Typical function call (trivialized):
// stack pointer is 1200
push 10 // offset 0, obligatory cache miss, 1200 is not yet in cache, loads 0..16 into cache
push 20 // 1204, offset 4, in cache
push 30 // 1208, offset 8, in cache
// stack pointer is now 1212
call foo

foo:
mov c, sp-12 // load 10 from offset 0 (stack pointer-12) into c, from cache
pop a // pop 30 from offset 8, from cache
pop b // pop 20 from offset 4, from cache
// do something with a and b
ret -4 // return and discard last variable which was read directly above

This makes passing parameters and all call-stack operations very cache friendly and as cheap as they can be if registers aren't available.

Note that stack pointer is handled implicitly. If array were used, the code would like this:
arr[offset] = a;
offset += 4;
arr[offset] = b;
offset += 4;
arr[offset] = c;
offset += 4;

...
c = arr[offset-12];
offset-=4;
a = arr[offset];
offset-=4;
b = arr[offset];
This is the work done by compiler, and the push/pop operations, which is considerably more efficient than manually managed stacks, vectors or arrays. It is like a std::vector or std::stack, but one that CPU can manage on its own.
Quote:
While globals are more likely to appear randomly spreaded over the code.

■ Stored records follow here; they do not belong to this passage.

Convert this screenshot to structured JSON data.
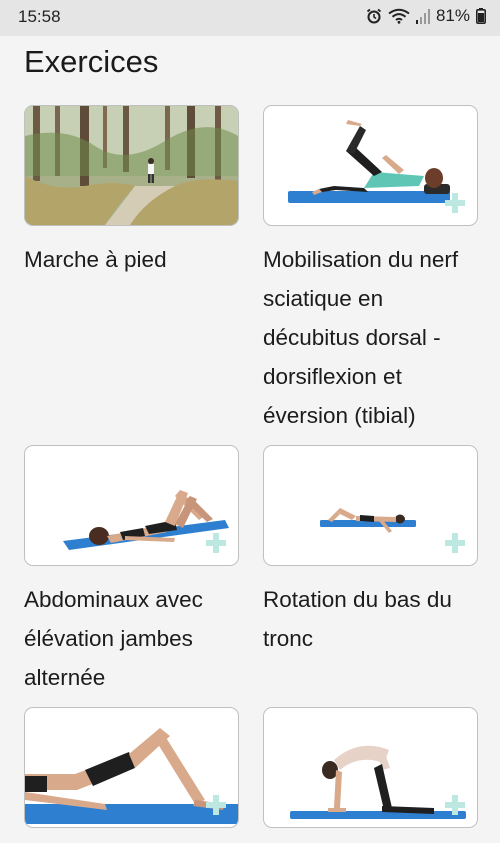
{
  "status_bar": {
    "time": "15:58",
    "battery": "81%",
    "icons": [
      "alarm-icon",
      "wifi-icon",
      "signal-icon",
      "battery-icon"
    ]
  },
  "page": {
    "title": "Exercices"
  },
  "exercises": [
    {
      "title": "Marche à pied",
      "image": "forest-path-walking"
    },
    {
      "title": "Mobilisation du nerf sciatique en décubitus dorsal - dorsiflexion et éversion (tibial)",
      "image": "supine-leg-raise-on-mat"
    },
    {
      "title": "Abdominaux avec élévation jambes alternée",
      "image": "supine-knees-bent-on-mat"
    },
    {
      "title": "Rotation du bas du tronc",
      "image": "lower-trunk-rotation-on-mat"
    },
    {
      "title": "",
      "image": "glute-bridge-on-mat"
    },
    {
      "title": "",
      "image": "cat-cow-on-mat"
    }
  ],
  "colors": {
    "background": "#f3f4f3",
    "status_bar": "#e4e5e4",
    "mat_blue": "#2f7fd0",
    "plus_accent": "#bde7e1"
  }
}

There are no globals, CPU only sees numbers (0x0324122) *each time* memory access is made. Caching is done based on addresses, not content or context.

If memory at address of global, or first x bytes from that address are accessed frequently enough, it will remain in cache.

Quote:
with new values, so lets say the cpu alredy got a working set of local hard coded variables on the cache...that is the behavior?

Hard-coded applies to memory address of stack values. Rather than typical data structures which need to chase pointers and determine offsets, members on stack can be addressed directly relative to stack pointer. It always pointers to the top of stack, so saying something like [sp-16] in a function means access a specific member of stack frame, and compiler has generated this to mean c in function parameter list.